I am different. I am not unusual in being different. We are all different in some way or another. But we also have many similarities that bind us together.
It is not difficult to find our similarities but somehow, in these harsh times, it seems that it is so much easier to recognise somebody’s difference and to highlight that instead of their similarities.
This is now a regular means of sharing information about someone: to focus on their differences – in a negative way. I don’t think that it is a good way to get to know people. All this does is to create and enforce divisions and it make difference become perceived as a harmful thing.
I think there is a better way to be both different and to get to know people.
I like being different. I like getting to know people. I like people (although I am often overtaken by intense episodes of shyness that can leave me a stuttering blubbering incoherent wreck – and then nobody would believe, especially not me, that I am a people’s person!). Generally I can talk and mix with people fairly well.
It is very unusual for me to take an instant dislike to someone. I can’t even remember it happening at all, although I do remember feeling uncomfortable around some people, but that is invariably for a reason other than what they look like; it will have everything to do with their character and personality and nothing to do with their appearance. I am aware that some people look at others and because of obvious physical differences they are singled out for special consideration – usually negative; this attention is frequently described as ‘good natured ribbing’. I would disagree; I’d compare it to the Roman practice of putting gladiators and animals into vast arenas and then calling it entertainment as they destroyed each other. I am glad that I am not in the section of society that uses other people as sport.
By this I mean that some groups of people will select other groups of people to ridicule. They spend their time making up names and highlighting real or perceived differences. Then they begin their attack.
The vocal group will often say that saying things like carrot-top, ginger-nut, fatty, or gay is just good humoured banter. I think that maybe it is a bit deeper than that. I think that the perception of what is ‘normal’ is so ingrained in the psyches of people – from a very young age – that even at primary schools the way people cope with things they don’t understand or accept is to make fun of them.
My son tells me that for the past four years at least, in primary and also in secondary school, the insult of choice has had “gay” associated with it. Anybody or anything perceived as wrong or bad is berated with “You’re so gay!” or “That’s so gay!”
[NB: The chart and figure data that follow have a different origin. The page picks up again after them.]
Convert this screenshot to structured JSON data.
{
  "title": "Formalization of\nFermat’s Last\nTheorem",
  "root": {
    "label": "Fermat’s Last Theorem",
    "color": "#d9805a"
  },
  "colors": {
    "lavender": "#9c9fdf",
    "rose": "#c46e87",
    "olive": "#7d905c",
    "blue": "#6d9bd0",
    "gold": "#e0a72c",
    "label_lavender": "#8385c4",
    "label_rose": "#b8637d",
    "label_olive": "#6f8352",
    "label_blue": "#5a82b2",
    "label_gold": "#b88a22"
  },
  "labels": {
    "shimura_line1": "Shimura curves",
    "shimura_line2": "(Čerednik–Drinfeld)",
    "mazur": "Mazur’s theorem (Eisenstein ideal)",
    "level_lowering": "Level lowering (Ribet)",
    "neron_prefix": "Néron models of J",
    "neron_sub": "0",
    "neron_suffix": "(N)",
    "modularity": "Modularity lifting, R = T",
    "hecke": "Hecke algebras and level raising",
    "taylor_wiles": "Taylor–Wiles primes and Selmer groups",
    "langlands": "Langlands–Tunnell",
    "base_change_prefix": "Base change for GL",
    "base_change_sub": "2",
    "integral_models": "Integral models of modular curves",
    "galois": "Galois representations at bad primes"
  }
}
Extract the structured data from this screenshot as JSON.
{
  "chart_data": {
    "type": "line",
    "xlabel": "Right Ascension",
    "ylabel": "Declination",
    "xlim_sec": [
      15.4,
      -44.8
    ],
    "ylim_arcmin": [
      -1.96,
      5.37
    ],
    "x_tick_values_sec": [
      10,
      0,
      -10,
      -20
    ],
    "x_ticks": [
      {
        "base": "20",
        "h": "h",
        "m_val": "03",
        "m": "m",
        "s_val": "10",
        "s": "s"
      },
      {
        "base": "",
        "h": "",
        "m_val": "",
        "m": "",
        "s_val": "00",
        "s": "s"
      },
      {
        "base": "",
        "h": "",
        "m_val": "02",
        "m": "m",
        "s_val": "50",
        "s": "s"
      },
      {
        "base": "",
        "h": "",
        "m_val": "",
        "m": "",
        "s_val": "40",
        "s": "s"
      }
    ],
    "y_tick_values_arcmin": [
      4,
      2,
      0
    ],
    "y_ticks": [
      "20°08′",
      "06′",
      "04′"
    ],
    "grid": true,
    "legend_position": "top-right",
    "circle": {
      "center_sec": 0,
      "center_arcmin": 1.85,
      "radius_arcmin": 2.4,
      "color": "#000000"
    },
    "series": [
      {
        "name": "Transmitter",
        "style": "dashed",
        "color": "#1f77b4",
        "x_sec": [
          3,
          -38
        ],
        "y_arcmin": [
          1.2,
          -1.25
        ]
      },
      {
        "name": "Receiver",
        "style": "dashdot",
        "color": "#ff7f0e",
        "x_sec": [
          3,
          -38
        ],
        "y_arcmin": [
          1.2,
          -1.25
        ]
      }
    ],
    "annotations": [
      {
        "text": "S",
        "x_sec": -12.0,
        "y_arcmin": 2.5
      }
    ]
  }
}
Why do people make fun of others? Is there a weakness in their own identity or does the malice arise from somewhere else? Society would be less interesting without some variety in both personality and appearance. We could live in a robot-like environment where similarities are manufactured into each member of society. Thankfully, we don’t yet live like that, but our current heterogeneous society is still frowned on by those who don’t like difference. They start to make jokes and use their ‘humour’ to position themselves as better than the group they are pursuing.
The verbal bullies often target those they believe have low self-esteem. When people with a health level of self esteem are attacked by words they normally ignore the perpetrator or they correct them without feeling victimised. But it is not often that there is face to face, one on one, contact. I feel bullies are the ones with the weak self esteem because they invariably move around in packs and often carry out their attacks anonymously using violence and graffiti in public and private places.
This is their way to cope with what they don’t understand. I’ve always found that when I lack knowledge on some matter, the best way to progress is to find out more. This usually works for me. It may sound simple, but often the simplest things are the most effective. I’ll ask, I search, I’ll read, I’ll look, I’ll listen and I will learn. Then, when I have a kernel of knowledge, I feel able to engage in some form of communication which opens up the channels for even more learning.
In my observation it seems that when the bullies see something different to themselves then they try to destroy it without any attempt to understand it at all. Bullies like homogeny. Bullies are afraid – especially of difference. Bullies deal in a currency of fear.
Bullies transmit their internalised fear into the open. By their frantic actions of trying to control what they don’t understand all bullies remind me of the 19th century colonisers: they see difference and then they label it as the ‘other’ (choose whatever negative term you are familiar with) and then they set about, with the use of the powerful machine of propaganda, to neutralise or subdue it in whatever way they can. Just as, in previous times, Africans were demonised, in a similar way in the 2st century, gay people are being castigated; the universal coping mechanism of ridiculing someone in an attempt to isolate and weaken them is still working efficiently in the schools, playground, classrooms, offices and workplaces of today.
I recently read an article that said what people have to remember when name calling commences is that it’s not what you are called that matters the most, it is what you answer to: a point well worth considering I think when one is aware of their own identity.